Safi v. New York City Department of Employment

Kane, J.

Appeal from a decision of the Workers’ Compensation Board, filed November 22, 2006, which ruled that the dismissal of claimant’s third-party action was involuntary and did not bar him from receiving workers’ compensation benefits.

Claimant was awarded workers’ compensation benefits after *1108he suffered a permanent partial disability resulting from a work-related injury in 1995. Claimant also commenced a third-party action related to his injury. In 2003, the third-party action was dismissed on default, pursuant to the defendant’s unopposed motion to dismiss. Thereafter, the self-insured employer suspended claimant’s workers’ compensation benefits, contending that he was barred from future benefits by voluntarily abandoning the third-party action pursuant to Workers’ Compensation Law § 29 (5). A Workers’ Compensation Law Judge (hereinafter WCLJ) agreed, terminating claimant’s workers’ compensation benefits. On review, the Workers’ Compensation Board found the record insufficient to make a determination pursuant to Workers’ Compensation Law § 29 and rescinded the WCLJ’s decision. Following an additional hearing, the WCLJ found that the abandonment of the third-party action was involuntary on the part of claimant, and the payment of benefits was reinstated. On review the Board affirmed, prompting this appeal.

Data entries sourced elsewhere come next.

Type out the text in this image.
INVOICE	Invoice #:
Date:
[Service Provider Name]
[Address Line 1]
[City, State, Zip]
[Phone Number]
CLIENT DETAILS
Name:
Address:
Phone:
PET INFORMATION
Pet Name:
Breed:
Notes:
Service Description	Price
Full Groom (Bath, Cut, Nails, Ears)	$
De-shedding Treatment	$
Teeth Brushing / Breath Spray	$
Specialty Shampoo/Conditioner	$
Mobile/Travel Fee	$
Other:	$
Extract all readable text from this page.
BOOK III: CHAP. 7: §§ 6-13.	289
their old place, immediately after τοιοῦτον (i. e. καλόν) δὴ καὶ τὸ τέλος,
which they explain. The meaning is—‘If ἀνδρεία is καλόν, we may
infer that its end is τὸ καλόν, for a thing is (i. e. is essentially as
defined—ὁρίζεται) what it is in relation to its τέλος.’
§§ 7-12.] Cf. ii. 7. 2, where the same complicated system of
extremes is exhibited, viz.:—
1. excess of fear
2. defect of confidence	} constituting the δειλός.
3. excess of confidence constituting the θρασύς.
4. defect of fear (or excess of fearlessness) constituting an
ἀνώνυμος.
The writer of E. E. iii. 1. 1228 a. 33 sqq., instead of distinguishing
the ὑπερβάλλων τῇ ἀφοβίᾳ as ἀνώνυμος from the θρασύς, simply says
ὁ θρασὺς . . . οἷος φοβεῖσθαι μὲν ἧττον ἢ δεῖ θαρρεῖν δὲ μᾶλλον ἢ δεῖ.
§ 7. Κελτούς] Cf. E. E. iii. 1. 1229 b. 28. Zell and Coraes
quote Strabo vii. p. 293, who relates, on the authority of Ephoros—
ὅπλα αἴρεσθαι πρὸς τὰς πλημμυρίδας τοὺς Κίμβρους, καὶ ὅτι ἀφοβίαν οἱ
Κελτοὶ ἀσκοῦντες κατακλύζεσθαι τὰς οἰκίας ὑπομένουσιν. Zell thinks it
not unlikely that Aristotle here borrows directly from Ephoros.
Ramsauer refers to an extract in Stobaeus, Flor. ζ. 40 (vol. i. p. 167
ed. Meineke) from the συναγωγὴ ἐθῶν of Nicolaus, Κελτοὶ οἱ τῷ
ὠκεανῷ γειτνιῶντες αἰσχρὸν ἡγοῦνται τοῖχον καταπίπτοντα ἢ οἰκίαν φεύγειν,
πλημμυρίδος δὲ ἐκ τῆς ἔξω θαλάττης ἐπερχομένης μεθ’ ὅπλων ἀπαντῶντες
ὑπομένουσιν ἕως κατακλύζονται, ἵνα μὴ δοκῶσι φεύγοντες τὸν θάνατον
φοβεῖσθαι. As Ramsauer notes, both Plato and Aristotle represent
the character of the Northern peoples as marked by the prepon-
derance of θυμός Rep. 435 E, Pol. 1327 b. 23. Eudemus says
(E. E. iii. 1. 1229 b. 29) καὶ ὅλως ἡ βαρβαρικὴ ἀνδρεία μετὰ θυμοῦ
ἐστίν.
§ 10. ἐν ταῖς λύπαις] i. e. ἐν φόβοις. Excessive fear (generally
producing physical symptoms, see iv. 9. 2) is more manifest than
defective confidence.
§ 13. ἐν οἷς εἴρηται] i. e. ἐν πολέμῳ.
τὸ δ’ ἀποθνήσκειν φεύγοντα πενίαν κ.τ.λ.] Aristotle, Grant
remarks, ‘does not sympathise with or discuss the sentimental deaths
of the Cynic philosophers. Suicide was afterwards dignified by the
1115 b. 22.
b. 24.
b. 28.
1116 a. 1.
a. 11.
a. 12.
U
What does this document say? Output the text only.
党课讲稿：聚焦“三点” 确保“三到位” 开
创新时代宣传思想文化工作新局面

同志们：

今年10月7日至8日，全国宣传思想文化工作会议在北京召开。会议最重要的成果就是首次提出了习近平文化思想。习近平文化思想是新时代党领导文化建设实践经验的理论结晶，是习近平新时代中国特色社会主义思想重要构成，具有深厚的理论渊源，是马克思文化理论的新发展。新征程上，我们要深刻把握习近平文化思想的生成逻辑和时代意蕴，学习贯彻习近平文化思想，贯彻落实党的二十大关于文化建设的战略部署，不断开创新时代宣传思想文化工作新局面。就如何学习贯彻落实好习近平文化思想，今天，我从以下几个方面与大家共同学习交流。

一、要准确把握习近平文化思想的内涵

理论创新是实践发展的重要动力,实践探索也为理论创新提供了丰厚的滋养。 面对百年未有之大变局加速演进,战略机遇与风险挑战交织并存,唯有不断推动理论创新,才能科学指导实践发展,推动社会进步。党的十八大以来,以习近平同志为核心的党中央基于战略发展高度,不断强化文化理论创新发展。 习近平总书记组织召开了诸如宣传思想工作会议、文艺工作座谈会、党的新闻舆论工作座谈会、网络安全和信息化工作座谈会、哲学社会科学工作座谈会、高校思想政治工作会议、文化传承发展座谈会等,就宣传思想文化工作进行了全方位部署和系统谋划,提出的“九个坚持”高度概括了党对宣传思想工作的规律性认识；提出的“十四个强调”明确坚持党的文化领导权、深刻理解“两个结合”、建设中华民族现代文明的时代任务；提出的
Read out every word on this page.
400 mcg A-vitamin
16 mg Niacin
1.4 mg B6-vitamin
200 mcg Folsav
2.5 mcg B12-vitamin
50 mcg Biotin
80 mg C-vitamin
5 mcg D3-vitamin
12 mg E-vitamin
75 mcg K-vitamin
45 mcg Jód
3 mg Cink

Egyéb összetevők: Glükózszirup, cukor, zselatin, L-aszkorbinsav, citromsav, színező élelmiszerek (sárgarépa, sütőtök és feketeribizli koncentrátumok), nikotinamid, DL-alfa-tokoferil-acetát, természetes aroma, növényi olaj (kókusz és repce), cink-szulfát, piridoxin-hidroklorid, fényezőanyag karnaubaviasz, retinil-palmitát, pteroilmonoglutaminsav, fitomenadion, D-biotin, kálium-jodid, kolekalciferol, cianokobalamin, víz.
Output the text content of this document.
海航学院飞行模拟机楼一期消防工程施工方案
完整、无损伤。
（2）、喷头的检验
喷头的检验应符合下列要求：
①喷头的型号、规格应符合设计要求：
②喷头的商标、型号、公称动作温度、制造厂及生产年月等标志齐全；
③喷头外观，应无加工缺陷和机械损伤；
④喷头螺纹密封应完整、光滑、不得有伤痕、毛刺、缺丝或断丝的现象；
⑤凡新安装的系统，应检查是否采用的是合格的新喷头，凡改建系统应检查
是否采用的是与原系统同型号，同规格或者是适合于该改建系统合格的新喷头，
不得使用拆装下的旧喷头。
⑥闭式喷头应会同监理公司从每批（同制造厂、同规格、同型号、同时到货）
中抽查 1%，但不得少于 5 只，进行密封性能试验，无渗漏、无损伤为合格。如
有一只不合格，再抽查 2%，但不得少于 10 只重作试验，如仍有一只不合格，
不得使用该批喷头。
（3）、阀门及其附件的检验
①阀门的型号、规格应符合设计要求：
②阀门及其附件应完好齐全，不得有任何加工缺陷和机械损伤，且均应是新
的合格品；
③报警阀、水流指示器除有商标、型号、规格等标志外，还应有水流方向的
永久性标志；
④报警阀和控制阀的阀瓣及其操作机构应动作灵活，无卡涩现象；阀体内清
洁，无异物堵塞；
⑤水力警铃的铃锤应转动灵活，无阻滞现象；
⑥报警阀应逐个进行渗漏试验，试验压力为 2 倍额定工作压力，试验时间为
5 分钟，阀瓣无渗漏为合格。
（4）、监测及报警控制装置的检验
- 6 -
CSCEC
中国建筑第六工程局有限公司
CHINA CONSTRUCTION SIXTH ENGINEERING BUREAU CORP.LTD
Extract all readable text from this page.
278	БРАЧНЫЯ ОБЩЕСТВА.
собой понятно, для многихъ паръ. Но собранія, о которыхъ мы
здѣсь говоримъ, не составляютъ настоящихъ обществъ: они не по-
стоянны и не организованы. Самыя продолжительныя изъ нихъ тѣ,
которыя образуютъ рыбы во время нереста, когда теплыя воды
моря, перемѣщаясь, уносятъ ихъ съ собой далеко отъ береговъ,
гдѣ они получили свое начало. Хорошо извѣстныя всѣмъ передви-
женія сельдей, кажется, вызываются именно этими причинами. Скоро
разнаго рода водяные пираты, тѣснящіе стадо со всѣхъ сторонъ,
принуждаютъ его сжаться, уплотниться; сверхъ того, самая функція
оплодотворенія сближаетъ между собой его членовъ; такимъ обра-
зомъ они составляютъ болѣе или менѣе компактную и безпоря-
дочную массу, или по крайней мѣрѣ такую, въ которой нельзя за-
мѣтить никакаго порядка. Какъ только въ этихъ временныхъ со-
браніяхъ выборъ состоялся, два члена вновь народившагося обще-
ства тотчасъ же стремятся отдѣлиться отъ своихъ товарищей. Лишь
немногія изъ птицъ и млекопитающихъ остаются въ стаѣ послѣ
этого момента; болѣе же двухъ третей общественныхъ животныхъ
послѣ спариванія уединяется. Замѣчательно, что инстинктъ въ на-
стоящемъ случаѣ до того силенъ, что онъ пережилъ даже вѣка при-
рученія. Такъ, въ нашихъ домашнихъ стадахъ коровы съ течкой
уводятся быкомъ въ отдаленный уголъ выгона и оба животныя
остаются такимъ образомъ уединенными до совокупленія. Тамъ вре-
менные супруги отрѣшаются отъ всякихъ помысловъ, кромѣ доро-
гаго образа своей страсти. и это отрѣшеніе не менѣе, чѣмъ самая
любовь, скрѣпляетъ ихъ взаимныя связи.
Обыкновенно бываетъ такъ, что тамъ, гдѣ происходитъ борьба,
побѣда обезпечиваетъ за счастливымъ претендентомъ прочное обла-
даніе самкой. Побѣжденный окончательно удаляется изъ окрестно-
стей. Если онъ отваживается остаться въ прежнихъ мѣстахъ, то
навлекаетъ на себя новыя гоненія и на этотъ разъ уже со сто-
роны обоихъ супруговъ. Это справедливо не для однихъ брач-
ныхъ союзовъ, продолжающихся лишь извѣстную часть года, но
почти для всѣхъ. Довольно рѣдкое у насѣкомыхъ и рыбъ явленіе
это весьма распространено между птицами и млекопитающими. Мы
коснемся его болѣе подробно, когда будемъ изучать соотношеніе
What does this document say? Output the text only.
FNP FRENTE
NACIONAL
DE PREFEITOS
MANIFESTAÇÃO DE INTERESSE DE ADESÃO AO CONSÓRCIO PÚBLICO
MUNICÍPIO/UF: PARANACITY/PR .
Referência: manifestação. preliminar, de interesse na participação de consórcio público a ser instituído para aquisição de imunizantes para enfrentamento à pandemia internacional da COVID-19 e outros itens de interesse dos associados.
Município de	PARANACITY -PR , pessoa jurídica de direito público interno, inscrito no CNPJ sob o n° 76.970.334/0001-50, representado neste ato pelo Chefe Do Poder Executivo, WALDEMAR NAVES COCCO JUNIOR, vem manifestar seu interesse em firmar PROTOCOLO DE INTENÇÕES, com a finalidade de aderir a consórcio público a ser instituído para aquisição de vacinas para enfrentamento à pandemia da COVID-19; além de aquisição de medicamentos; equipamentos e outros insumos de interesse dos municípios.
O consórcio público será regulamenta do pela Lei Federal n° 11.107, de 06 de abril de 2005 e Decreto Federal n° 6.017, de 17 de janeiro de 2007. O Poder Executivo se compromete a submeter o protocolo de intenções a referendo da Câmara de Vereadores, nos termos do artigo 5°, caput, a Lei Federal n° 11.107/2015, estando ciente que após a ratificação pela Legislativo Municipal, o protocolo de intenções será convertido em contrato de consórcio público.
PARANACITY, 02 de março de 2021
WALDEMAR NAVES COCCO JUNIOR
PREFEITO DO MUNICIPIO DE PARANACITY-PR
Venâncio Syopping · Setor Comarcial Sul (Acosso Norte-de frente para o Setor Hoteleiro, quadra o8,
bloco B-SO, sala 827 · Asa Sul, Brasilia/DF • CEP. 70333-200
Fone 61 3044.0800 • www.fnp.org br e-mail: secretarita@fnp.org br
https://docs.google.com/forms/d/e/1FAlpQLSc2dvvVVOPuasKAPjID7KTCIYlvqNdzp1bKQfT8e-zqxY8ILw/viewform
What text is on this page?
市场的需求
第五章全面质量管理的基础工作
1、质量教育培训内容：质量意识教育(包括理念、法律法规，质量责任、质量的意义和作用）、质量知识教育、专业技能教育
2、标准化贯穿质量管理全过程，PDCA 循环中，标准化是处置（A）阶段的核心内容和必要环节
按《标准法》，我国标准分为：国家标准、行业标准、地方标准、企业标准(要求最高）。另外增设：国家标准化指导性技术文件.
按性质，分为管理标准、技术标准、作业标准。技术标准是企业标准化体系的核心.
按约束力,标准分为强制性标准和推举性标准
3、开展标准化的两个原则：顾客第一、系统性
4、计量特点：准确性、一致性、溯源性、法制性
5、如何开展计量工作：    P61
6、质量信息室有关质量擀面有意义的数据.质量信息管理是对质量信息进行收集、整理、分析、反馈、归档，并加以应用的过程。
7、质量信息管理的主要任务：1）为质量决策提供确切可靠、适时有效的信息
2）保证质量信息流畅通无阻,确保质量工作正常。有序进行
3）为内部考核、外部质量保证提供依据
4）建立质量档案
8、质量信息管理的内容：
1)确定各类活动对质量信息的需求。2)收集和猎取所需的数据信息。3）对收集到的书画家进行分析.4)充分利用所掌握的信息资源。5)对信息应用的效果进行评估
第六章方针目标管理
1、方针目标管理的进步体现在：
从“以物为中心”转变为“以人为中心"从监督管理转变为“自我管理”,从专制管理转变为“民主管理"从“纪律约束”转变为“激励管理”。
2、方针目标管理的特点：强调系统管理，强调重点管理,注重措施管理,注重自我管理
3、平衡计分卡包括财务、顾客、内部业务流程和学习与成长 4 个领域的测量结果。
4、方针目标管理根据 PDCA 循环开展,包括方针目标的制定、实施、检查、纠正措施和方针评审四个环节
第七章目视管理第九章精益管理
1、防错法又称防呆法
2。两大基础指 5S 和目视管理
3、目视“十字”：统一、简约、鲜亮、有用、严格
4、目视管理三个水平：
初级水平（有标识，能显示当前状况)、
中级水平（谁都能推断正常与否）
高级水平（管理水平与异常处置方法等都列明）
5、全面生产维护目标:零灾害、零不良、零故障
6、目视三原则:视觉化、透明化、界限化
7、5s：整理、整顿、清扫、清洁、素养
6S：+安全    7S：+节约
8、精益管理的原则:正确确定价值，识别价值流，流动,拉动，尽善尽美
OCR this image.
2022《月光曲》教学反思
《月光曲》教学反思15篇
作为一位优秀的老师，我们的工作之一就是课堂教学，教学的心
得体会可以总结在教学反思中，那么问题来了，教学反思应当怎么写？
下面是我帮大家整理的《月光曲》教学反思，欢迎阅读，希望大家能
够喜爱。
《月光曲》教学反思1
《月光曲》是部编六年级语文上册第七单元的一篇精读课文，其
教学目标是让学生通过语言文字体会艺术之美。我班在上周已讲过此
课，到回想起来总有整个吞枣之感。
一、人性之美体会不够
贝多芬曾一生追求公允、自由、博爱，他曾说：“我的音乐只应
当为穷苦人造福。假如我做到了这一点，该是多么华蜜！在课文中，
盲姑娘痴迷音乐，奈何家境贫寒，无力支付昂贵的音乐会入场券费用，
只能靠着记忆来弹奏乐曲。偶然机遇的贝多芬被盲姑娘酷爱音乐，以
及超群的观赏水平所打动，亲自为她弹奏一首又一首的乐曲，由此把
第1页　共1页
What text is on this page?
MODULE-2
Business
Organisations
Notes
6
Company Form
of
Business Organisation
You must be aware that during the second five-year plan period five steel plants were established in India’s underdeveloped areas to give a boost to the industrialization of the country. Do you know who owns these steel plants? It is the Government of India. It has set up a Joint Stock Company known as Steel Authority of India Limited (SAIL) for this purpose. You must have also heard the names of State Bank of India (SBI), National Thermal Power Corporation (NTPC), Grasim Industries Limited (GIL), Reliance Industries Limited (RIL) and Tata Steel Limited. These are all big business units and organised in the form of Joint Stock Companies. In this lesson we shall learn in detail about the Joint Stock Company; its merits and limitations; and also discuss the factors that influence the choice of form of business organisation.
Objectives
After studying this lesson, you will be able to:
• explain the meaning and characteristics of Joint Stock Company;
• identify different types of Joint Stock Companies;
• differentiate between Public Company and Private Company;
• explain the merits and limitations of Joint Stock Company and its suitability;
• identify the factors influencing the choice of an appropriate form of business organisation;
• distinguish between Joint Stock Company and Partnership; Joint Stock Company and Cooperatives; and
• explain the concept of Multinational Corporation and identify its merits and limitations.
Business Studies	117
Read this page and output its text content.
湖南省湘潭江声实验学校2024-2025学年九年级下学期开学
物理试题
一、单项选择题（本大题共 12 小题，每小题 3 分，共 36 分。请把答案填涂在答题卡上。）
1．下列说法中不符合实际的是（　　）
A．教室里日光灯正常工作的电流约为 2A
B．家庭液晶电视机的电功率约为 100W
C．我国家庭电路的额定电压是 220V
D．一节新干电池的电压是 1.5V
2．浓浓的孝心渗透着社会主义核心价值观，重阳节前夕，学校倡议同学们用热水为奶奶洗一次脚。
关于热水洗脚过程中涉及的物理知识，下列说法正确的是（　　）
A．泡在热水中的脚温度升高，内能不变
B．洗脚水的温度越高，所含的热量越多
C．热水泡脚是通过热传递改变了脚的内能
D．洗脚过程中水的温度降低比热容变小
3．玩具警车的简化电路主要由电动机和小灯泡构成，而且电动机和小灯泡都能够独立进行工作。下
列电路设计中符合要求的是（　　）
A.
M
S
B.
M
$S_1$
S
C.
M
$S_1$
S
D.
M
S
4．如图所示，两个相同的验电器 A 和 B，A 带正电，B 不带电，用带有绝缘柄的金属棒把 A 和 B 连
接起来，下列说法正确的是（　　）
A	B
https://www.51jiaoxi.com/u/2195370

We affirm. Pursuant to Workers’ Compensation Law § 29 (5), the abandonment and dismissal of a third-party action by claimant, without the permission of the employer or its workers’ compensation carrier, is grounds for the cessation of claimant’s workers’ compensation benefits (see Matter of Kleinsak v R.B. Samuels, Inc., 12 AD3d 738, 739 [2004], Iv denied 4 NY3d 705 [2005]; Matter of Maher v State Univ. Coll., 59 AD2d 814, 814 [1977]). In order to relieve the employer from future liability, however, claimant’s abandonment of the third-party action must be voluntary (see Matter of Kleinsak v R.B. Samuels, Inc., 12 AD3d at 739; Matter of Donnelly v United Bus Corp., 97 AD2d 587, 587 [1983]); “[t]he question of voluntariness is a factual one for the Board, and the Board’s findings will be upheld if substantial evidence supports them” (Matter of Kleinsak v R.B. Samuels, Inc., 12 AD3d at 740; see Matter of Maher v State Univ. Coll., 59 AD2d at 814).

Here, claimant testified that prior to the dismissal of the action, he was never made aware by his third-party counsel of the defendant’s two motions to dismiss and that his intention was that the action go forward. The employer solely relies on evidence, in the form of an unsworn letter from claimant’s third-party counsel to claimant’s workers’ compensation counsel, which states that counsel did inform claimant in writing that the first, unsuccessful motion to dismiss the action had been filed by the defendant, and claimant never advised his counsel that he wished to pursue the claim. According the Board its proper discretion in weighing conflicting evidence and evaluat*1109ing witness credibility (see Matter of Parrinello v New York City Tr. Auth., 47 AD3d 980, 981 [2008]), we find that substantial evidence supports its finding that inaction by claimant’s third-party counsel did not constitute a voluntary abandonment of the action by claimant pursuant to Workers’ Compensation Law § 29 (5) (see Matter of Donnelly v United Bus Corp., 97 AD2d at 587; Matter of Maher v State Univ. Coll., 59 AD2d at 814; but see Matter of Squires v Fare Operating Corp., 35 AD2d 651, 651 [1970]), and it will not be disturbed.

We have considered the remaining arguments and find them unpersuasive.

Peters, J.P., Rose, Lahtinen and Kavanagh, JJ., concur. Ordered that the decision is affirmed, without costs.